Meta is back with a new large language model (LLM) — Llama 2, which was released via a research paper published in July 2023. Llama 2 is the successor to Llama 1, which Meta introduced in February 2023.
In a move that Yann LeCun, VP and Chief AI Scientist at Meta, described as “huge” in a July 18 tweet, the tech giant has chosen to make Llama 2 both open source and available for free for research and commercial use. Users will therefore be able to start building on Llama 2.
“This is going to change the landscape of the LLM market,” LeCun stated.
Llama 2, like Llama 1 before it, takes its name from “Large Language Model Meta AI.” According to Meta, Llama 2 is trained on 40% more data than Llama 1. Its pre-trained models are trained on no less than two trillion tokens, while its fine-tuned models have been trained on more than one million human annotations.
One might therefore presume, with all that training data, that Llama 2 could well have an edge (or, at least a use) in machine translation and other multilingual applications. Apparently, not so.
As Meta explained in the research paper, “Most data is in English, meaning that Llama 2 will perform best for English-language use cases.” It also warned, “A training corpus with a majority in English means that the model may not be suitable for use in other languages.”

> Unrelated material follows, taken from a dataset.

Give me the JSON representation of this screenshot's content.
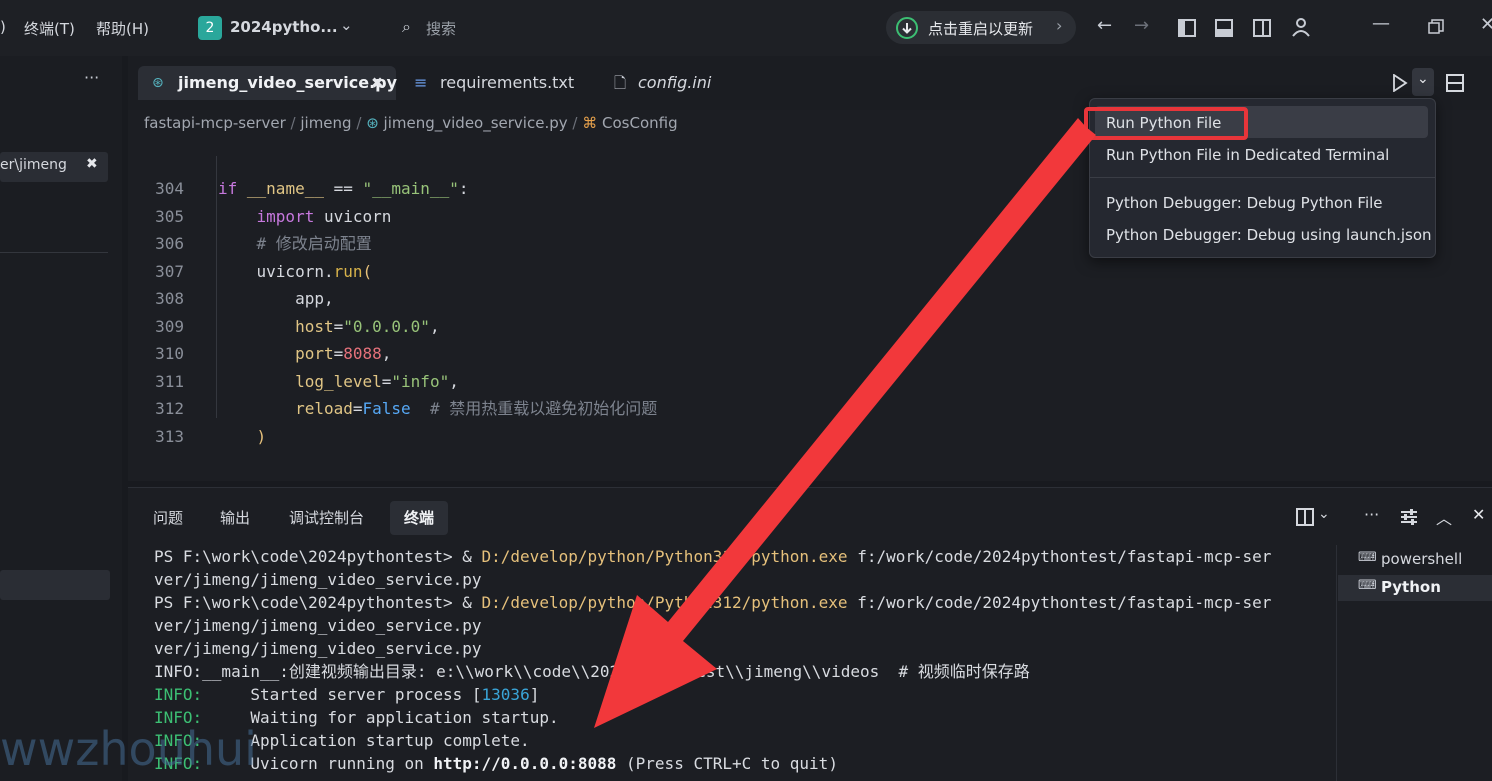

According to the paper, the model’s pretraining data is nearly 90% English. Other languages, including German, French, Chinese, Spanish, Dutch, Italian, Japanese, Polish, Portuguese, and others, collectively make up less than 2% of Llama 2’s training data, while the language is “unknown” for more than 8% of training data. (This includes programming code data.)
Llama 2’s lack of language diversity is somewhat surprising given that Meta has focused heavily on the need to improve coverage for low-resource languages (and poured significant R&D efforts into this area) in recent years.
Or perhaps, after its self-proclaimed “breakthrough” in machine translation for low-resource languages in July 2022, Meta’s attention is beginning to shift to new and shinier areas of language research.